Envigo expands R&D capabilities in non-animal technologies

Envigo will develop and internally validate five to seven ion channel in vitro tests for measuring cardiac risk potential – ahead of the Comprehensive In Vitro Proarrhythmia Assay (CiPA) recommendations expected at the end of this year.

These assays will form an integrated suite of tests that include the company’s existing hERG (Human Ether-à-go-go-Related Gene) assay.

Pipeline

From 2018 onwards, Envigo expects to create between 5 and 10 new in vitro and in silico tests on average per year. This demand for such tests is fuelled by changing regulatory environments as well as technological and scientific advancements that are making robust in vitro tests possible.
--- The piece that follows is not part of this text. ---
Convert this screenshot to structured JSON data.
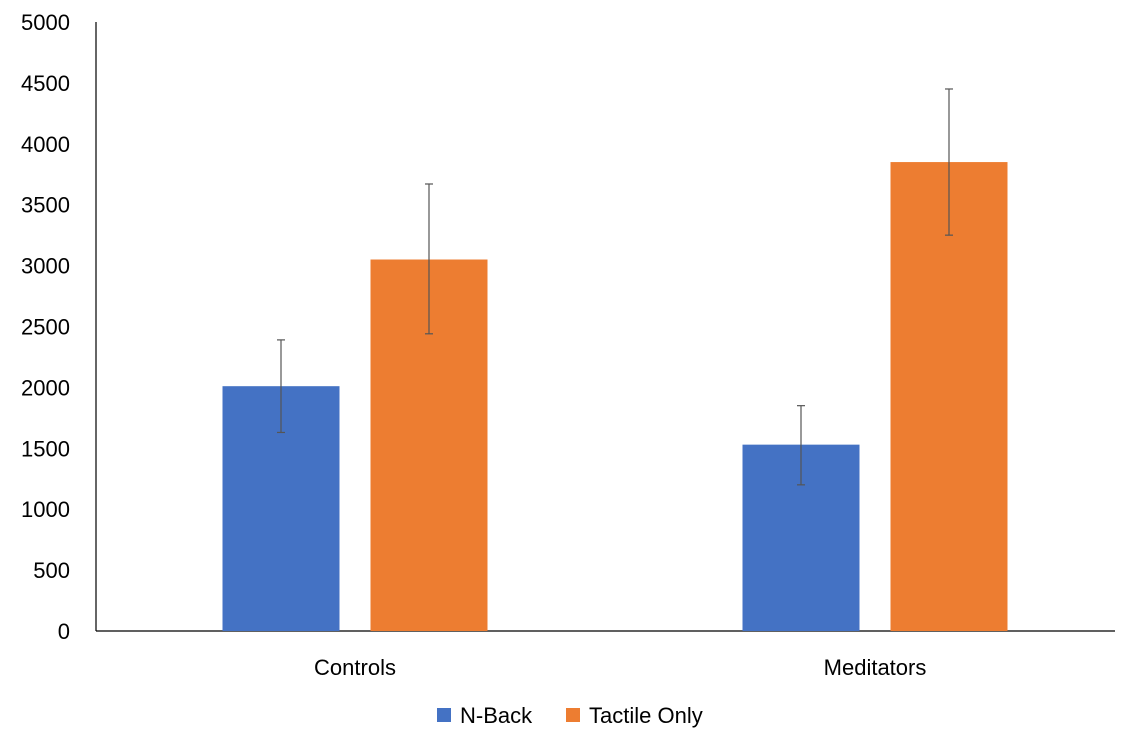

The range of Envigo’s current non-animal technology assays that comply with OECD regulatory guidelines span the fields of genetic toxicology, electrophysiology, metabolism, endocrine disruption, skin sensitisation, skin and eye irritation, genomics and gene expression. These tests often form an essential part of integrated approaches for testing and assessment (IATA).

Non-animal technologies

Envigo is also helping to define the non-animal technologies’ regulatory environment,   with its scientists currently sitting on various OECD expert working groups. For example, Envigo is represented on OECD local tolerance groups focused on skin and eye irritation tests, technical groups that advise on the development and revision of in vitro test guidelines and guidance documents, as well as the International Council on Harmonisation of Technical Requirements for the Registration of Pharmaceuticals for Human Use (ICH) group.

Moreover, the company has by invitation submitted published validation data directly to the OECD and to the European Centre for the Validation of Alternative Methods (ECVAM).

Longer term, we are looking to internally develop new tests and or to create them in collaboration with select partners for use across a range of pharmaceutical, agro-chemical and chemical products.”